Check in with me often, preferably in person. A quick text is fine but how much emotion can you really get from a text? If that’s all you have time for today it’s okay. A phone call is better, you can hear in my voice what state of mind I am in. The best solution is to come see me in person. I will probably tell you that’s not necessary, that I am fine. If you are a close friend you can ignore me and come anyway, in fact I will probably be very grateful. If you want to call me and tell me you are coming, that’s good too. Notice I didn’t say to call and ASK if you can come. Sometimes it’s easier to ask forgiveness than permission.

Invite me to go places. Don’t be surprised or offended if I tell you no for a while but right now I need to be needed. I need to know that people want me around even though I am sad. I need to know that people want me around even if I am not my usual happy self. I needed people to invite me to gatherings they would have invited US to before. I am no longer an US which is why it is so important that my support staff still needs me.

Make me do something. Get me out of the house. I won’t want to be in public for a while, but we could do a drive thru and have lunch in a park. Pack a picnic and sit by a lake. Drive me to your house of he house of a friend to sit on the deck and drink wine (bring tissues, alcohol can bring out the ugliest side of my grief). Anything to get me out of the house for a bit. Fresh air can help clear the fog even if it’s temporary.

Make sure I am eating, bathing and taking care of myself physically. These may seem like simple tasks but to me these things really don’t matter. My life is a mess right now so my physical appearance is low on my list of priorities. Bring me a favorite meal and enjoy it with me. I love to cook but cooking for someone is a way of expressing my love for them. When that person is no longer here there’s no joy it. Cooking for just myself was a reminder that I am now a party of one.

Encourage me to talk then let me speak. I know your instinct is to tell me not to be sad and not to cry but I need to express my grief.
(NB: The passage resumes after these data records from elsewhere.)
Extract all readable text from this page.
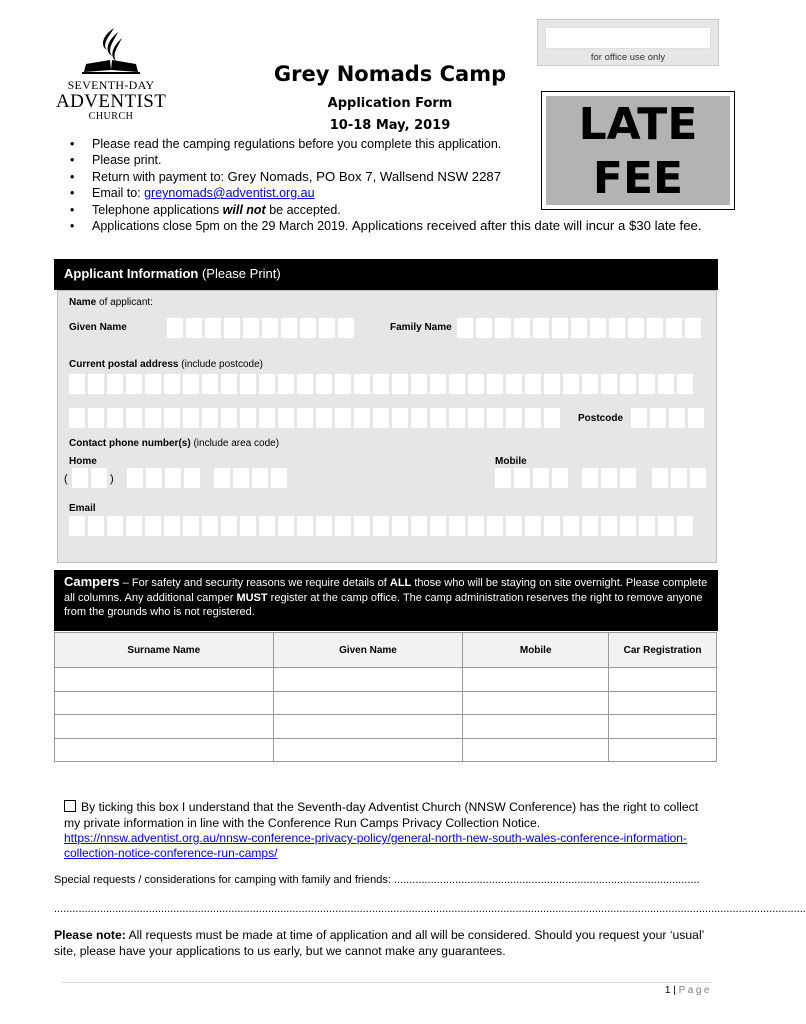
SEVENTH-DAY
ADVENTIST
CHURCH
Grey Nomads Camp
Application Form
10-18 May, 2019
for office use only
LATE
FEE
• Please read the camping regulations before you complete this application.
• Please print.
• Return with payment to: Grey Nomads, PO Box 7, Wallsend NSW 2287
• Email to: greynomads@adventist.org.au
• Telephone applications will not be accepted.
• Applications close 5pm on the 29 March 2019. Applications received after this date will incur a $30 late fee.
Applicant Information (Please Print)
Name of applicant:
Given Name	Family Name
Current postal address (include postcode)
Postcode
Contact phone number(s) (include area code)
Home
(	)
Mobile
Email
Campers – For safety and security reasons we require details of ALL those who will be staying on site overnight. Please complete all columns. Any additional camper MUST register at the camp office. The camp administration reserves the right to remove anyone from the grounds who is not registered.
Surname Name	Given Name	Mobile	Car Registration

By ticking this box I understand that the Seventh-day Adventist Church (NNSW Conference) has the right to collect my private information in line with the Conference Run Camps Privacy Collection Notice.
https://nnsw.adventist.org.au/nnsw-conference-privacy-policy/general-north-new-south-wales-conference-information-collection-notice-conference-run-camps/
Special requests / considerations for camping with family and friends: ....................................................................................................
......................................................................................................................................................................................................................................................
Please note: All requests must be made at time of application and all will be considered. Should you request your ‘usual’ site, please have your applications to us early, but we cannot make any guarantees.
1 | Page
I need talk about my person and what I am feeling. It’s not easy hearing how broken I am but being able to express it to someone is a necessary part of my process.

Encourage me to find support. You may be the best friend a person could have but you may not be equipped to deal with my grief. It is always a good idea to seek out the support of people who have walked in shoes similar to my own. It can be a support group of others grieving or it could be a professional therapist. You know me well, you can tell if I am spiraling downward. Don’t be afraid to tell me I need help. My proud self may not do anything with the offer, you may need to push me a little but it may be the one thing that will save me from myself.

I will probably not ask you for help, I don’t know how to ask and even if I did I wouldn’t. I don’t want to be a bother to anyone. I want to be the strong capable person I was before grief invaded my life. I am honestly usure how to be either of those things but I am going to try.

Do things for me. Again, I won’t ask but I do need help with a lot of things. Please feel free to just DO things you think might help. It doesn’t have to be a grand gesture, small things are as important.

I need something to do that will keep me from thinking too much, something to get my mind off of my grief for a period of time. I had a friend who brought me some adult coloring books and some crayons. At first I thought this was an odd gift but it actually worked to occupy my mind for short periods of time, gave me a little relief. Be creative and find something you can off that will occupy my brain for a bit.

Give me time. Time is the only friend I have right now. The passing of time will soften things and make this grief more tolerable. Let me have as much time as I need, I am doing this the only way I know how and with your help I will come out the other side reasonably intact. I can’t tell you when that will happen but I am hopeful it will.